El cambio de paradigma comenzó por el suelo. El territorio dejó de repartirse en parcelas para especular y pasó a integrarse en un Fideicomiso Cívico del Hábitat donde el valor no es el precio de compraventa sino su función social y ecológica: proteger suelos fértiles, densificar donde ya hay servicios, restaurar tejidos intermedios entre lo urbano y lo rural, y asegurar que cualquier decisión de uso encaje con el “gemelo ecosocial” que modela impactos y necesidades a distintas escalas. La Asamblea define las reglas y la Junta de Garantías verifica que cada operación de vivienda respeta el doble anillo de la Rosquilla —cobertura de necesidades y límites planetarios—, de manera que la libertad individual de configuración no empuje al conjunto fuera del carril seguro. La asignación de viviendas no se improvisa: la orquestación con IA —libre, auditable y sometida a consentimiento— cruza datos de demografía, cuidados, accesibilidad, energía y movilidad, y propone emparejamientos dinámicos que después se deliberan y ajustan en las “Combas” de cada barrio.

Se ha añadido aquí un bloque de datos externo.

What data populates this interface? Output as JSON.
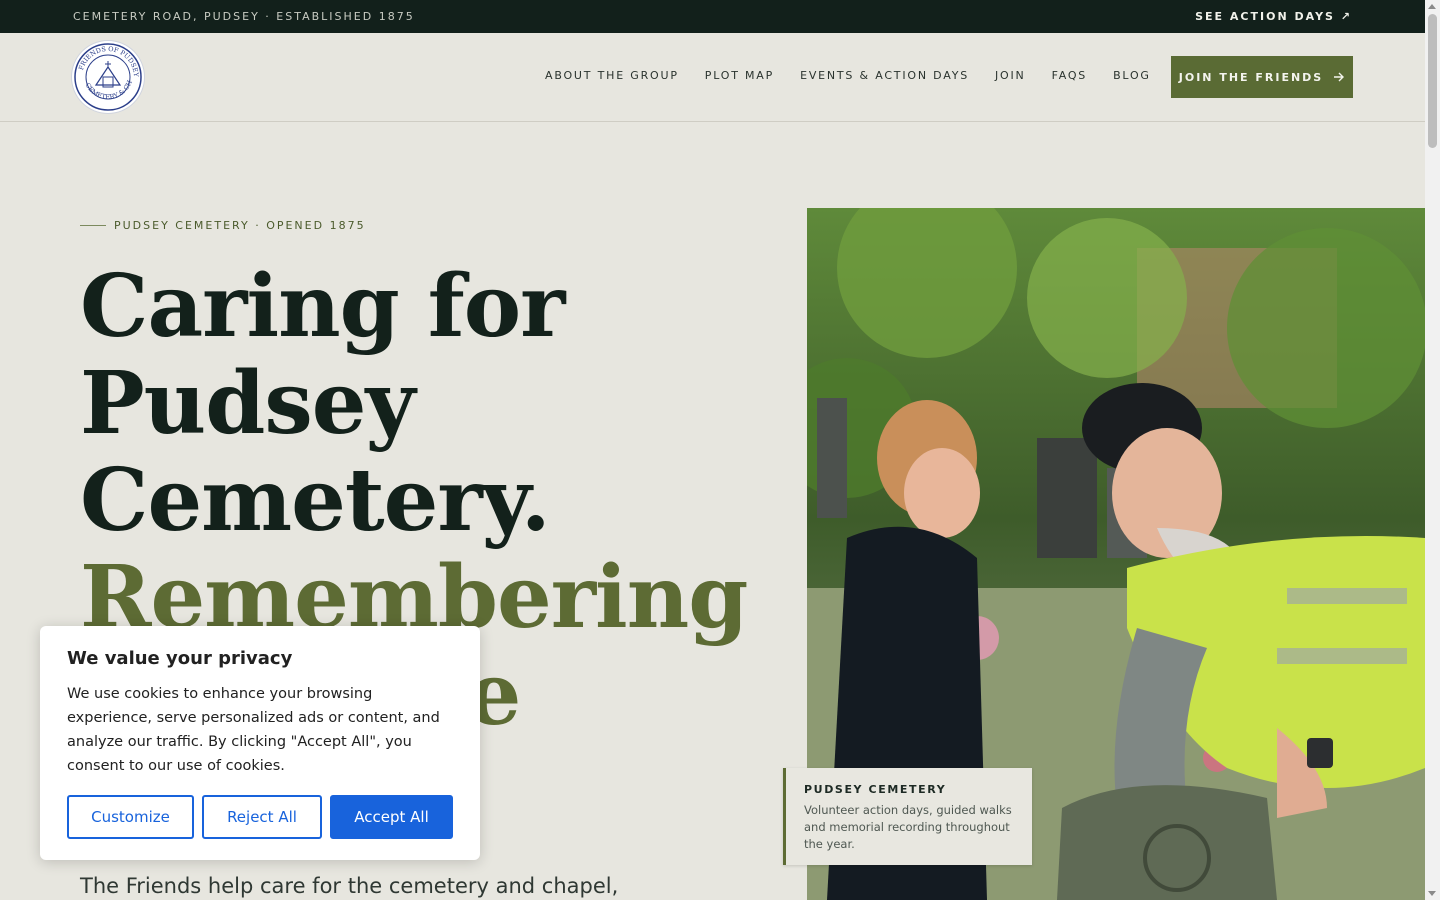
{
  "topbar": {
    "address": "CEMETERY ROAD, PUDSEY · ESTABLISHED 1875",
    "action_link": "SEE ACTION DAYS ↗"
  },
  "header": {
    "logo_text": "FRIENDS OF PUDSEY CEMETERY & CHAPEL",
    "nav": [
      "ABOUT THE GROUP",
      "PLOT MAP",
      "EVENTS & ACTION DAYS",
      "JOIN",
      "FAQS",
      "BLOG"
    ],
    "cta_label": "JOIN THE FRIENDS",
    "cta_icon": "arrow-right-icon"
  },
  "hero": {
    "eyebrow": "PUDSEY CEMETERY · OPENED 1875",
    "headline_lines": [
      "Caring for",
      "Pudsey",
      "Cemetery."
    ],
    "headline_green_lines": [
      "Remembering",
      "le"
    ],
    "lead": "The Friends help care for the cemetery and chapel,"
  },
  "photo_caption": {
    "title": "PUDSEY CEMETERY",
    "description": "Volunteer action days, guided walks and memorial recording throughout the year."
  },
  "cookie_banner": {
    "title": "We value your privacy",
    "message": "We use cookies to enhance your browsing experience, serve personalized ads or content, and analyze our traffic. By clicking \"Accept All\", you consent to our use of cookies.",
    "customize_label": "Customize",
    "reject_label": "Reject All",
    "accept_label": "Accept All"
  },
  "colors": {
    "topbar_bg": "#12201b",
    "page_bg": "#e7e6df",
    "accent_green": "#5a6b34",
    "cookie_blue": "#1863dc"
  }
}
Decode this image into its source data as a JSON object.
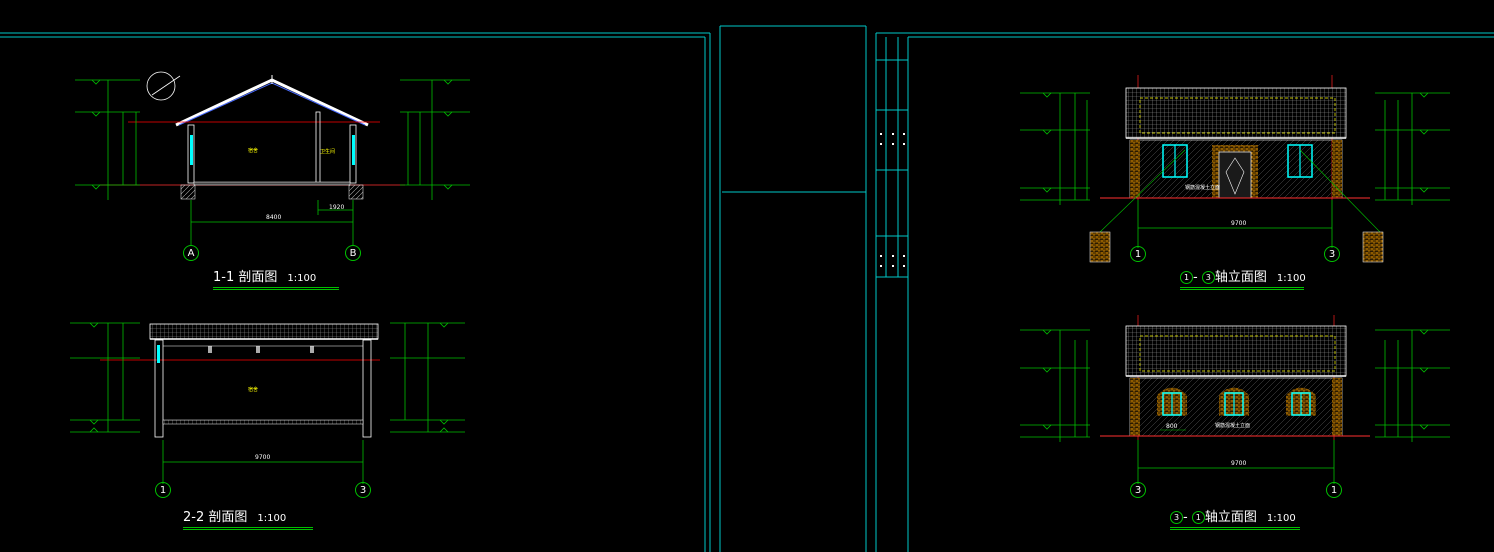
{
  "section_1_1": {
    "title": "1-1   剖面图",
    "scale": "1:100",
    "axis_left": "A",
    "axis_right": "B",
    "span": "8400",
    "sub_span": "1920",
    "room_left": "宿舍",
    "room_right": "卫生间"
  },
  "section_2_2": {
    "title": "2-2   剖面图",
    "scale": "1:100",
    "axis_left": "1",
    "axis_right": "3",
    "span": "9700",
    "room": "宿舍"
  },
  "elevation_1_3": {
    "title_a": "1",
    "title_sep": "-",
    "title_b": "3",
    "title_text": "轴立面图",
    "scale": "1:100",
    "axis_left": "1",
    "axis_right": "3",
    "span": "9700",
    "note": "钢筋混凝土立面"
  },
  "elevation_3_1": {
    "title_a": "3",
    "title_sep": "-",
    "title_b": "1",
    "title_text": "轴立面图",
    "scale": "1:100",
    "axis_left": "3",
    "axis_right": "1",
    "span": "9700",
    "window_dim": "800",
    "note": "钢筋混凝土立面"
  },
  "colors": {
    "frame": "#00c8c8",
    "dim": "#00c000",
    "section_cut": "#ff0000",
    "hatch": "#ffffff",
    "wall": "#ffa500",
    "window": "#00ffff",
    "text": "#ffffff",
    "room_label": "#ffff00"
  }
}
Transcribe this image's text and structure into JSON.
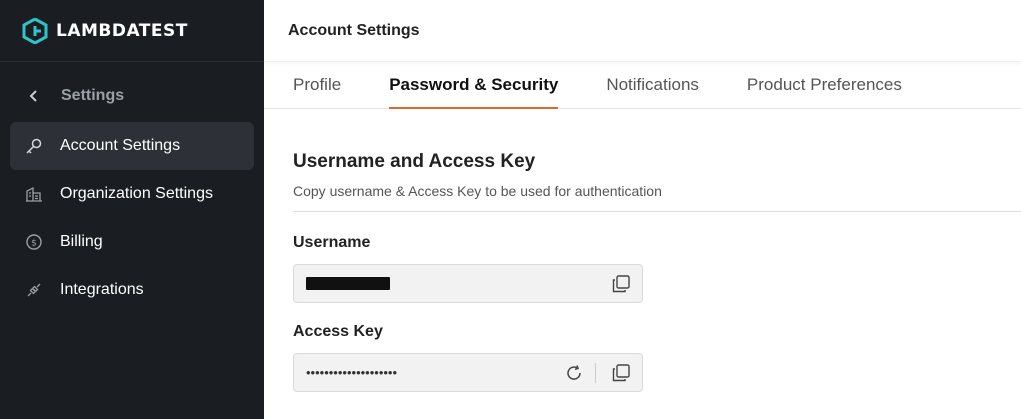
{
  "brand": {
    "name": "LAMBDATEST",
    "accent": "#e0662f",
    "logo_color": "#2ec4c9"
  },
  "sidebar": {
    "back_label": "Settings",
    "items": [
      {
        "label": "Account Settings",
        "icon": "key-icon",
        "active": true
      },
      {
        "label": "Organization Settings",
        "icon": "building-icon",
        "active": false
      },
      {
        "label": "Billing",
        "icon": "dollar-circle-icon",
        "active": false
      },
      {
        "label": "Integrations",
        "icon": "plug-icon",
        "active": false
      }
    ]
  },
  "header": {
    "title": "Account Settings"
  },
  "tabs": [
    {
      "label": "Profile",
      "active": false
    },
    {
      "label": "Password & Security",
      "active": true
    },
    {
      "label": "Notifications",
      "active": false
    },
    {
      "label": "Product Preferences",
      "active": false
    }
  ],
  "section": {
    "title": "Username and Access Key",
    "subtitle": "Copy username & Access Key to be used for authentication"
  },
  "username": {
    "label": "Username"
  },
  "access_key": {
    "label": "Access Key",
    "value": "••••••••••••••••••••"
  }
}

Quien llega a la mayoría de edad recibe un derecho de uso suficiente para vivir con autonomía, y ese derecho evoluciona a lo largo del ciclo de vida: se amplía si aparecen criaturas o personas dependientes, se adapta si surgen limitaciones de movilidad, se rota si tu misión te traslada temporalmente a otra Biopolis. Aquí no se heredan metros cuadrados, se hereda pertenencia a una comunidad que no expulsa a nadie por su renta. La movilidad residencial existe, pero responde a necesidades y propósitos, no a apuestas. El “precio” deja de ser palanca de exclusión: los elementos básicos de la casa —superficie razonable, aislamiento, ventilación, acceso a luz natural, cocina y baño accesibles— se cubren con la Asignación Ciudadana y tienen precios regulados; los extras no básicos se pagan en Euros y su huella se descuenta en Codos, de modo que quien desea más lujo en materiales o domótica asume su coste ecosocial sin violentar el umbral universal.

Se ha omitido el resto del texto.